Vendo que a formiguinha acabara de falar, a flor questionou:
- Que garantias tenho de que você não irá me morder toda, me machucando mais ainda?
- Tens a maior de todas: minha consciência. Linda flor, sou apenas uma formiguinha, não tenho a bela juba do leão, não possuo asas como os pássaros e nem consigo ficar bela como vocês. Formigas estão sempre dispostas a trabalhar, construir seus sólidos formigueiros e viver em paz, armazenando suas folhas para o inverno. Não sou uma formiga caçadora, cruel, egoísta. Vivemos na mesma floresta, se te machucar, você machucará outro, que machucará outro e assim darei início a uma sucessão de dor e lágrimas. Sou apenas uma simples formiguinha, não tenho tempo e habilidade o suficiente para mentir, enganar e perder tempo com o que não me interessa. Meu sonho é subir calmamente pelo seu caule e chegar até suas pétalas para avistar a floresta daí de cima. Guio minha consciência por esse objetivo, meus desejos são relacionados somente com ele.
- Mas formigas têm instinto destrutivo, gostam de comer as plantas, argumentou a flor.
- Nem sempre. A vida de cada uma de nós é diferente, passamos por fases diferentes. Meu formigueiro sempre foi repleto de carinho e alegria. Passamos por momentos ruins, como quando a chuva destruiu nossa casa, mas eles serviram apenas para nos fazer ainda mais fortes, mais decididas, unidas. Posso lhe parecer mais uma devoradora de flores, talvez até uma formiguinha esperta que inventou esse sonho para poder te machucar, mas garanto que não. Preciso de um voto de confiança seu, uma chance de te provar que nem todas as formigas são iguais e que ainda existe bondade nessa selva tão cruel.
- O que recebo em troca? ? questionou a flor.
- Uma companhia, proteção, o fim da solidão que te deixa de pétalas murchas, alguém para conversar durante as noites frias da floresta. Ganhará uma formiguinha disposta a sempre te ouvir, te agradar e te fazer sorrir. Em troca de meu repouso sobre suas pétalas, te ofereço amor puro, descompromissado, sólido e confiável.
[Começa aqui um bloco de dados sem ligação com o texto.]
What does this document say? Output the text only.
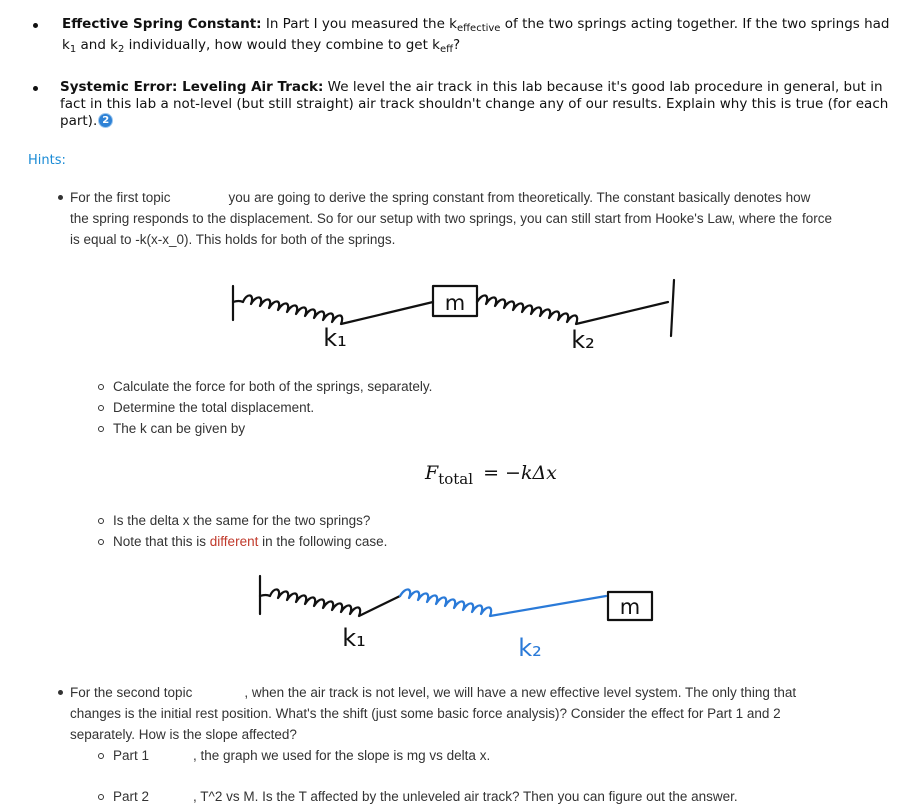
Effective Spring Constant: In Part I you measured the $k_{effective}$ of the two springs acting together. If the two springs had
$k_1$ and $k_2$ individually, how would they combine to get $k_{eff}$?
Systemic Error: Leveling Air Track: We level the air track in this lab because it's good lab procedure in general, but in
fact in this lab a not-level (but still straight) air track shouldn't change any of our results. Explain why this is true (for each
part). 2
Hints:
For the first topic	you are going to derive the spring constant from theoretically. The constant basically denotes how
the spring responds to the displacement. So for our setup with two springs, you can still start from Hooke's Law, where the force
is equal to -k(x-x_0). This holds for both of the springs.
m
k₁	k₂
Calculate the force for both of the springs, separately.
Determine the total displacement.
The k can be given by
$F_{total} = -k\Delta x$
Is the delta x the same for the two springs?
Note that this is different in the following case.
m
k₁	k₂
For the second topic	, when the air track is not level, we will have a new effective level system. The only thing that
changes is the initial rest position. What's the shift (just some basic force analysis)? Consider the effect for Part 1 and 2
separately. How is the slope affected?
Part 1	, the graph we used for the slope is mg vs delta x.
Part 2	, T^2 vs M. Is the T affected by the unleveled air track? Then you can figure out the answer.
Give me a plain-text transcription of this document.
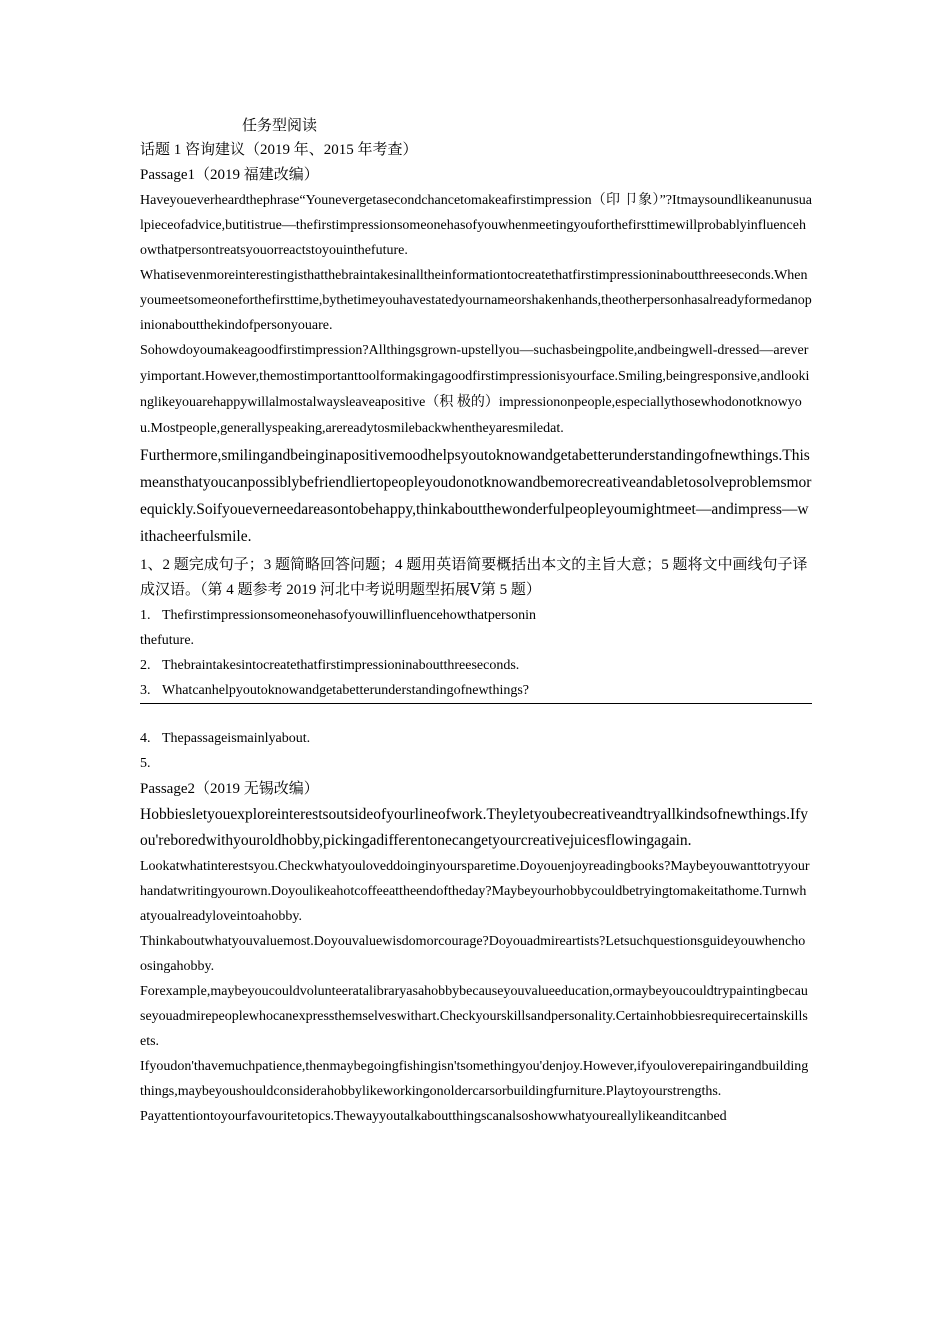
任务型阅读

话题 1 咨询建议（2019 年、2015 年考查）

Passage1（2019 福建改编）

Haveyoueverheardthephrase“Younevergetasecondchancetomakeafirstimpression（印 卩象）”?Itmaysoundlikeanunusualpieceofadvice,butitistrue—thefirstimpressionsomeonehasofyouwhenmeetingyouforthefirsttimewillprobablyinfluencehowthatpersontreatsyouorreactstoyouinthefuture.

Whatisevenmoreinterestingisthatthebraintakesinalltheinformationtocreatethatfirstimpressioninaboutthreeseconds.Whenyoumeetsomeoneforthefirsttime,bythetimeyouhavestatedyournameorshakenhands,theotherpersonhasalreadyformedanopinionaboutthekindofpersonyouare.

Sohowdoyoumakeagoodfirstimpression?Allthingsgrown-upstellyou—suchasbeingpolite,andbeingwell-dressed—areveryimportant.However,themostimportanttoolformakingagoodfirstimpressionisyourface.Smiling,beingresponsive,andlookinglikeyouarehappywillalmostalwaysleaveapositive（积 极的）impressiononpeople,especiallythosewhodonotknowyou.Mostpeople,generallyspeaking,arereadytosmilebackwhentheyaresmiledat.

Furthermore,smilingandbeinginapositivemoodhelpsyoutoknowandgetabetterunderstandingofnewthings.Thismeansthatyoucanpossiblybefriendliertopeopleyoudonotknowandbemorecreativeandabletosolveproblemsmorequickly.Soifyoueverneedareasontobehappy,thinkaboutthewonderfulpeopleyoumightmeet—andimpress—withacheerfulsmile.

1、2 题完成句子；3 题简略回答问题；4 题用英语简要概括出本文的主旨大意；5 题将文中画线句子译成汉语。（第 4 题参考 2019 河北中考说明题型拓展Ⅴ第 5 题）

1. Thefirstimpressionsomeonehasofyouwillinfluencehowthatpersonin
thefuture.
2. Thebraintakesintocreatethatfirstimpressioninaboutthreeseconds.
3. Whatcanhelpyoutoknowandgetabetterunderstandingofnewthings?
4. Thepassageismainlyabout.
5.

Passage2（2019 无锡改编）

Hobbiesletyouexploreinterestsoutsideofyourlineofwork.Theyletyoubecreativeandtryallkindsofnewthings.Ifyou'reboredwithyouroldhobby,pickingadifferentonecangetyourcreativejuicesflowingagain.

Lookatwhatinterestsyou.Checkwhatyouloveddoinginyoursparetime.Doyouenjoyreadingbooks?Maybeyouwanttotryyourhandatwritingyourown.Doyoulikeahotcoffeeattheendoftheday?Maybeyourhobbycouldbetryingtomakeitathome.Turnwhatyoualreadyloveintoahobby.

Thinkaboutwhatyouvaluemost.Doyouvaluewisdomorcourage?Doyouadmireartists?Letsuchquestionsguideyouwhenchoosingahobby.

Forexample,maybeyoucouldvolunteeratalibraryasahobbybecauseyouvalueeducation,ormaybeyoucouldtrypaintingbecauseyouadmirepeoplewhocanexpressthemselveswithart.Checkyourskillsandpersonality.Certainhobbiesrequirecertainskillsets.

Ifyoudon'thavemuchpatience,thenmaybegoingfishingisn'tsomethingyou'denjoy.However,ifyouloverepairingandbuildingthings,maybeyoushouldconsiderahobbylikeworkingonoldercarsorbuildingfurniture.Playtoyourstrengths.

Payattentiontoyourfavouritetopics.Thewayyoutalkaboutthingscanalsoshowwhatyoureallylikeanditcanbed
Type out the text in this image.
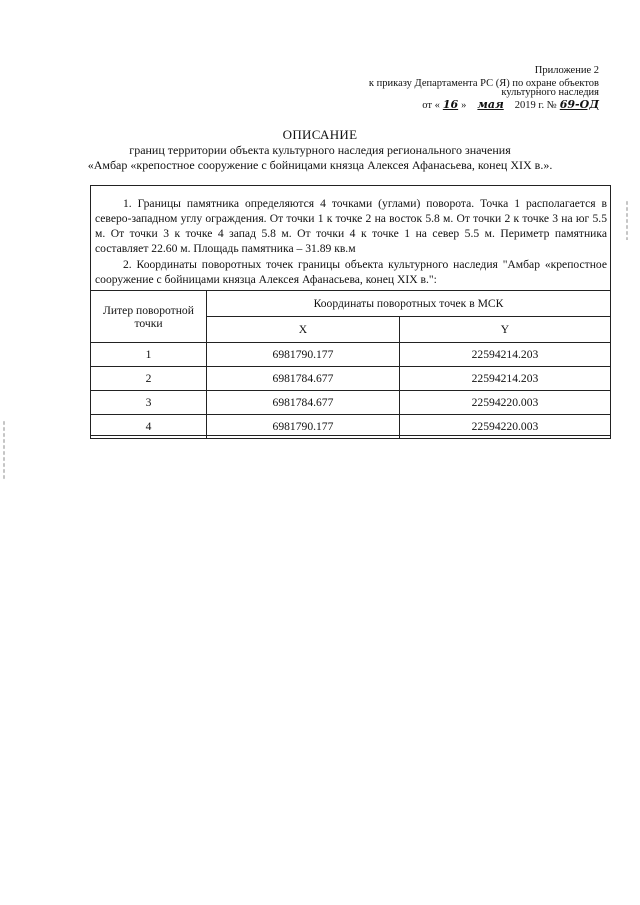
Приложение 2
к приказу Департамента РС (Я) по охране объектов
культурного наследия
от « 16 »	мая	2019 г. № 69-ОД
ОПИСАНИЕ
границ территории объекта культурного наследия регионального значения
«Амбар «крепостное сооружение с бойницами князца Алексея Афанасьева, конец XIX в.».

1. Границы памятника определяются 4 точками (углами) поворота. Точка 1 располагается в северо-западном углу ограждения. От точки 1 к точке 2 на восток 5.8 м. От точки 2 к точке 3 на юг 5.5 м. От точки 3 к точке 4 запад 5.8 м. От точки 4 к точке 1 на север 5.5 м. Периметр памятника составляет 22.60 м. Площадь памятника – 31.89 кв.м

2. Координаты поворотных точек границы объекта культурного наследия "Амбар «крепостное сооружение с бойницами князца Алексея Афанасьева, конец XIX в.":

Литер поворотной точки	Координаты поворотных точек в МСК	
	X	Y
1	6981790.177	22594214.203
2	6981784.677	22594214.203
3	6981784.677	22594220.003
4	6981790.177	22594220.003
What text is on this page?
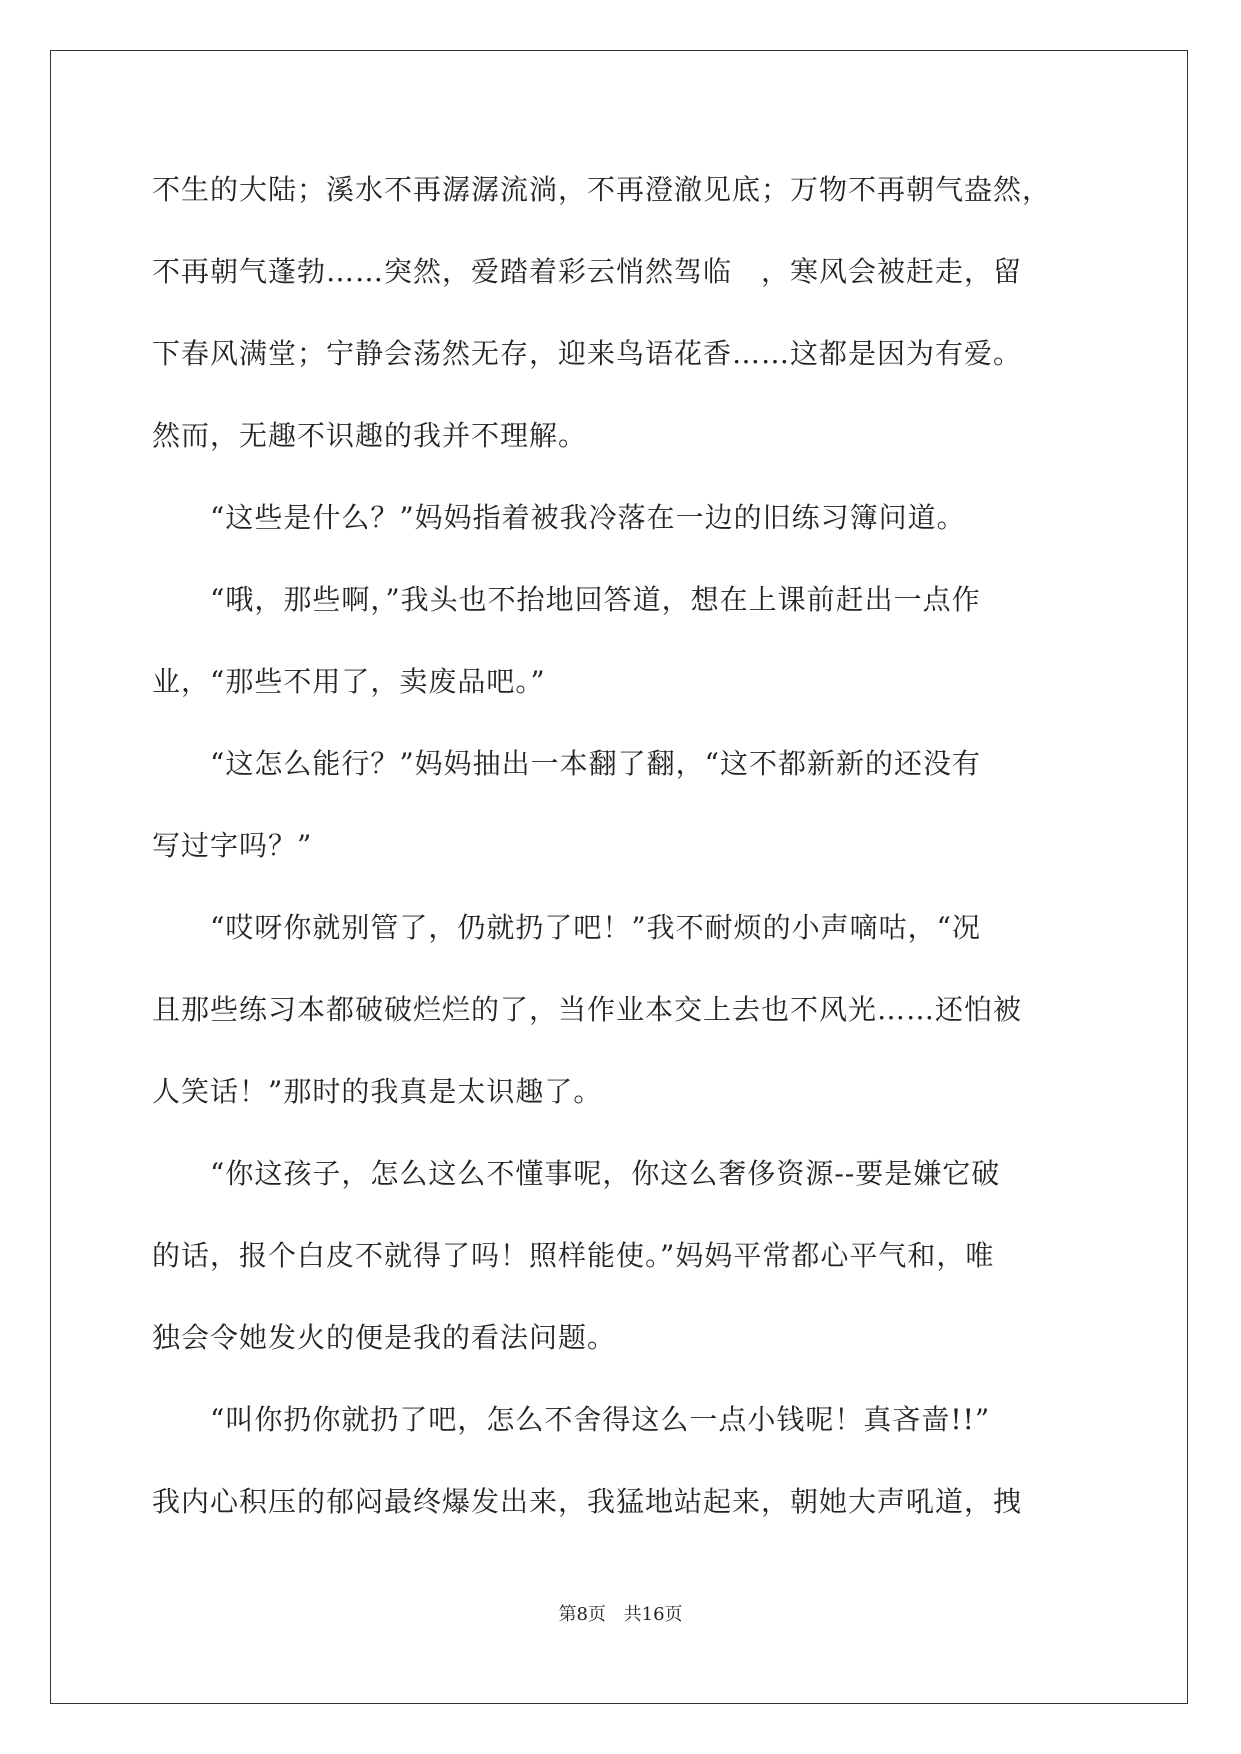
不生的大陆；溪水不再潺潺流淌，不再澄澈见底；万物不再朝气盎然，
不再朝气蓬勃……突然，爱踏着彩云悄然驾临　，寒风会被赶走，留
下春风满堂；宁静会荡然无存，迎来鸟语花香……这都是因为有爱。
然而，无趣不识趣的我并不理解。
　　“这些是什么？”妈妈指着被我冷落在一边的旧练习簿问道。
　　“哦，那些啊，”我头也不抬地回答道，想在上课前赶出一点作
业，“那些不用了，卖废品吧。”
　　“这怎么能行？”妈妈抽出一本翻了翻，“这不都新新的还没有
写过字吗？”
　　“哎呀你就别管了，仍就扔了吧！”我不耐烦的小声嘀咕，“况
且那些练习本都破破烂烂的了，当作业本交上去也不风光……还怕被
人笑话！”那时的我真是太识趣了。
　　“你这孩子，怎么这么不懂事呢，你这么奢侈资源--要是嫌它破
的话，报个白皮不就得了吗！照样能使。”妈妈平常都心平气和，唯
独会令她发火的便是我的看法问题。
　　“叫你扔你就扔了吧，怎么不舍得这么一点小钱呢！真吝啬!!”
我内心积压的郁闷最终爆发出来，我猛地站起来，朝她大声吼道，拽
第8页 共16页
Você foi eleita por mim como a mais bela flor da floresta, por você sou capaz de enfrentar todos os outros animais em nome de sua segurança e sono tranqüilo.
Com lágrimas nos olhos, a flor não pôde deixar de se sentir lisonjeada. Recompôs-se e racionalmente questionou:
- O quê te fez me olhar assim?
- Meus olhos cansados de ver coisas horríveis enxergaram em você a pureza e a sinceridade. Não me interessam as enormes rosas vermelhas, sedutoras, imperativas. Gosto de conquistar aquilo que me completa, algo que transcende as cores das pétalas e chega até o coração. Fique certa de que essa minha escolha não é leviana e impensada. Eu realmente quero morar sobre suas pétalas.
A flor olhou novamente dentro dos olhos da formiguinha, olhou ao seu redor e ouviu todas as suas amigas plantas dizendo que apenas ela não via como era especial esse pedido da formiguinha. Pensou, consultou algumas amigas flores vizinhas suas e deu sua resposta:
- Pois bem, suba. Serei seu porto seguro e você será o meu. Pensando bem, tenho certeza que sua companhia me será muito valiosa e agradável. Vivamos juntas, então.
- Maravilha! Mal posso acreditar. Mas como se convenceu de que eu não lhe quero mal? ? perguntou afoita a formiguinha.
- Minha pequenina, você já está aqui há quase um dia ao meu lado tentando me convencer a amolecer meu coração para você. Se realmente quisesse me devorar, já o teria feito há muito. Vamos, suba e viva comigo o lado leve da vida. Esqueçamos nossas diferenças porque temos algo muito maior a alcançar.